What is needed in a full program proposal to KITP? 

A successful full proposal needs to contains the following:

  1. A clearly motivated scientific case (3 pages at most) that explains the background to the broader physics audience, the specifics for the specialists on the board, and why you think the time is ripe for progress.
  2. Commitments from at least 3 people to be coordinators. A program will not succeed if there is not at least one well-organized coordinator in residence all the time. The best programs have 2–3 coordinators in residence all the time. 
  3. No more than a page, describing your plans for recruiting and inviting a diverse pool of program applicants to your program. Explain how you will create an inclusive environment during your program. How will you encourage collaboration among the participants who do not know each other and who will have distinct and disparate personal and intellectual biographies?
  4. A sense that the community agrees this program is a good idea. This is usually accomplished by sending your draft to the community and asking them a few questions:
    • Is the program description broad enough or are some vital subfields missing?
    • If such a program were run, what would be your interest in a stay of three weeks or longer?  Since no commitments can be made, this is just a preliminary head count.
  5. A justification as to how long a program you feel is needed.
  6. Whether or not and why you would like to use one of your program weeks for a 4–5 day conference.

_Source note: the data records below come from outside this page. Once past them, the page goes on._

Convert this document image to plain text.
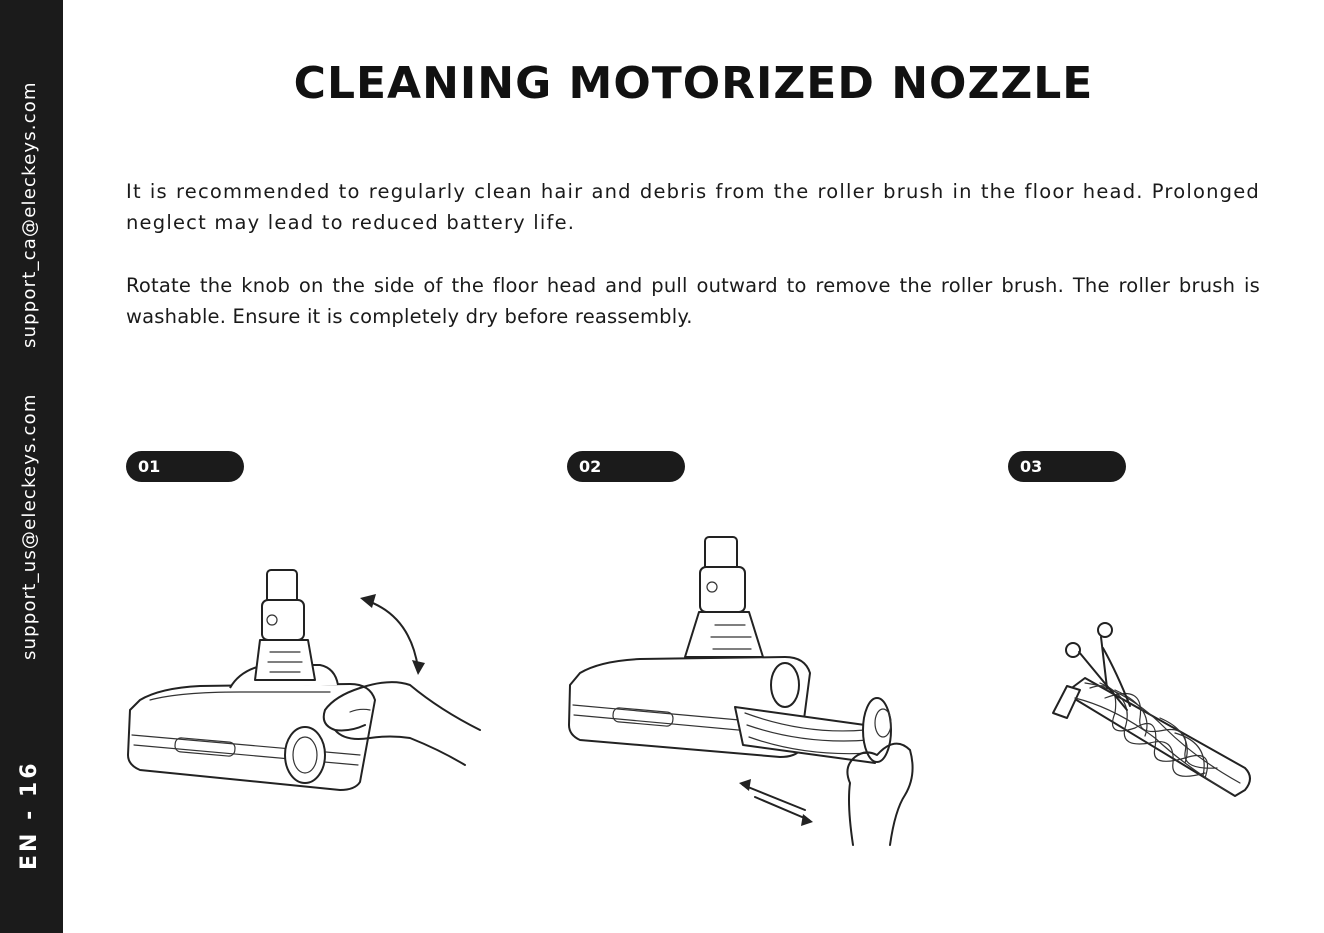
support_ca@eleckeys.com
support_us@eleckeys.com
EN - 16
CLEANING MOTORIZED NOZZLE

It is recommended to regularly clean hair and debris from the roller brush in the floor head. Prolonged neglect may lead to reduced battery life.

Rotate the knob on the side of the floor head and pull outward to remove the roller brush. The roller brush is washable. Ensure it is completely dry before reassembly.

01	02	03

Questions the Advisory Board tends to ask:

  1. Is there really an argument that scientific progress will be made because of the program? Is the time ripe?
  2. Are these the right coordinators? Will they really show up? Will they attract the community?
  3. Have the coordinators shown strong interest in achieving a diverse program?
  4. When was the last time this community was at the KITP? If recently, why do they need to come again so soon?
  5. Is the community large enough to populate the program?